The Secret to Deliciously Perfect Salmon
When it comes to cooking salmon, achieving that balance between juicy, tender and a crispy, flavourful skin can be a challenge. Luckily, Kenji López-Alt, a culinary genius known for his innovative cooking techniques, has cracked the code with a simple yet transformative tip: salt.
Salmon requires a method that preserves the natural moisture while delivering that desirable crunch to the skin. López-Alt's solution? Dry-brining the fillets with salt. This technique involves applying salt to the salmon skin and letting it rest, allowing the salt to draw out excess moisture. This results in reducing the moisture content, which in turn minimizes spattering in the pan and paves the way for an exceptionally crisp skin.
Most testify that this is the only way to cook salmon. While adhering to the full overnight dry-brining might not always be in the cards, we've noticed that even a mere 30 minutes of pre-salting can make a big difference. The salt still gets a chance to work its magic!
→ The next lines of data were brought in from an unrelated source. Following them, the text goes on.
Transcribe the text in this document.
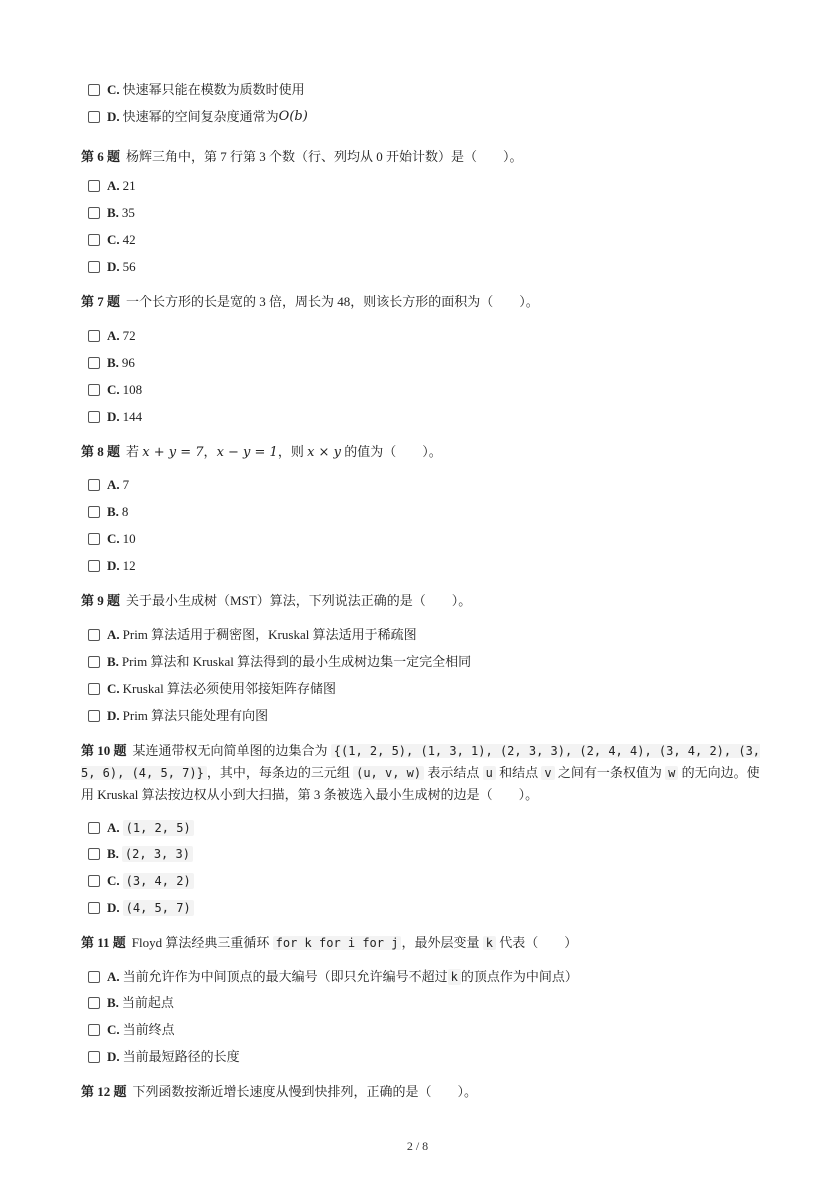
C. 快速幂只能在模数为质数时使用
D. 快速幂的空间复杂度通常为 O(b)
第 6 题 杨辉三角中，第 7 行第 3 个数（行、列均从 0 开始计数）是（　　）。
A. 21
B. 35
C. 42
D. 56
第 7 题 一个长方形的长是宽的 3 倍，周长为 48，则该长方形的面积为（　　）。
A. 72
B. 96
C. 108
D. 144
第 8 题 若 x + y = 7，x − y = 1，则 x × y 的值为（　　）。
A. 7
B. 8
C. 10
D. 12
第 9 题 关于最小生成树（MST）算法，下列说法正确的是（　　）。
A. Prim 算法适用于稠密图，Kruskal 算法适用于稀疏图
B. Prim 算法和 Kruskal 算法得到的最小生成树边集一定完全相同
C. Kruskal 算法必须使用邻接矩阵存储图
D. Prim 算法只能处理有向图
第 10 题 某连通带权无向简单图的边集合为 {(1, 2, 5), (1, 3, 1), (2, 3, 3), (2, 4, 4), (3, 4, 2), (3, 5, 6), (4, 5, 7)} ，其中，每条边的三元组 (u, v, w) 表示结点 u 和结点 v 之间有一条权值为 w 的无向边。使用 Kruskal 算法按边权从小到大扫描，第 3 条被选入最小生成树的边是（　　）。
A. (1, 2, 5)
B. (2, 3, 3)
C. (3, 4, 2)
D. (4, 5, 7)
第 11 题 Floyd 算法经典三重循环 for k for i for j ，最外层变量 k 代表（　　）
A. 当前允许作为中间顶点的最大编号（即只允许编号不超过 k 的顶点作为中间点）
B. 当前起点
C. 当前终点
D. 当前最短路径的长度
第 12 题 下列函数按渐近增长速度从慢到快排列，正确的是（　　）。
2 / 8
Aftering searing the skin to the ultimate crisp, flipping the fillets to the flesh side not only makes for a beautiful colour on top but also ensures that the salmon is cooked throughout. This maneuver is optional - as some don’t even flip at all and still get their salmon's desired done-ness. The main goal: achieve that perfect balance between a tender, silky interior and a deliciously crispy exterior.
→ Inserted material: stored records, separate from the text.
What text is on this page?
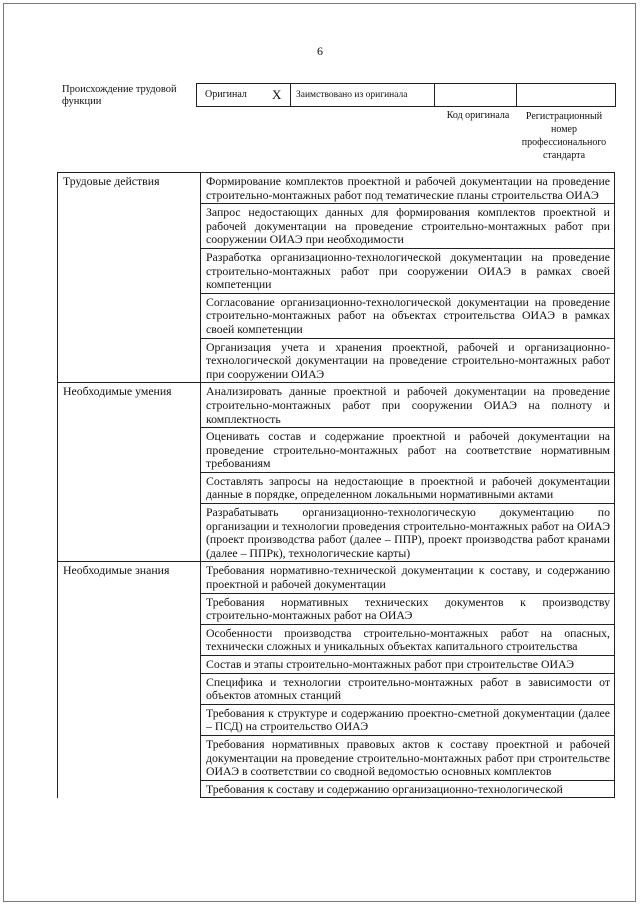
6
Происхождение трудовой функции
Оригинал X	Заимствовано из оригинала
Код оригинала	Регистрационный номер профессионального стандарта
Трудовые действия	Формирование комплектов проектной и рабочей документации на проведение строительно-монтажных работ под тематические планы строительства ОИАЭ
	Запрос недостающих данных для формирования комплектов проектной и рабочей документации на проведение строительно-монтажных работ при сооружении ОИАЭ при необходимости
	Разработка организационно-технологической документации на проведение строительно-монтажных работ при сооружении ОИАЭ в рамках своей компетенции
	Согласование организационно-технологической документации на проведение строительно-монтажных работ на объектах строительства ОИАЭ в рамках своей компетенции
	Организация учета и хранения проектной, рабочей и организационно-технологической документации на проведение строительно-монтажных работ при сооружении ОИАЭ
Необходимые умения	Анализировать данные проектной и рабочей документации на проведение строительно-монтажных работ при сооружении ОИАЭ на полноту и комплектность
	Оценивать состав и содержание проектной и рабочей документации на проведение строительно-монтажных работ на соответствие нормативным требованиям
	Составлять запросы на недостающие в проектной и рабочей документации данные в порядке, определенном локальными нормативными актами
	Разрабатывать организационно-технологическую документацию по организации и технологии проведения строительно-монтажных работ на ОИАЭ (проект производства работ (далее – ППР), проект производства работ кранами (далее – ППРк), технологические карты)
Необходимые знания	Требования нормативно-технической документации к составу, и содержанию проектной и рабочей документации
	Требования нормативных технических документов к производству строительно-монтажных работ на ОИАЭ
	Особенности производства строительно-монтажных работ на опасных, технически сложных и уникальных объектах капитального строительства
	Состав и этапы строительно-монтажных работ при строительстве ОИАЭ
	Специфика и технологии строительно-монтажных работ в зависимости от объектов атомных станций
	Требования к структуре и содержанию проектно-сметной документации (далее – ПСД) на строительство ОИАЭ
	Требования нормативных правовых актов к составу проектной и рабочей документации на проведение строительно-монтажных работ при строительстве ОИАЭ в соответствии со сводной ведомостью основных комплектов
	Требования к составу и содержанию организационно-технологической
Pair this method with premium and sustainable salmon. We adore our local fishmonger, Afishionado, that connects local fishers and seafood suppliers with us fish-loving folk around Atlantic Canada.
So Kenji López-Alt's advice to salt your salmon before cooking may seem simple, but its impact is nothing short of game-changing. With the right salmon source and a focus on that dry-brine and crispy sear, you're well on your way to nailing the perfect salmon.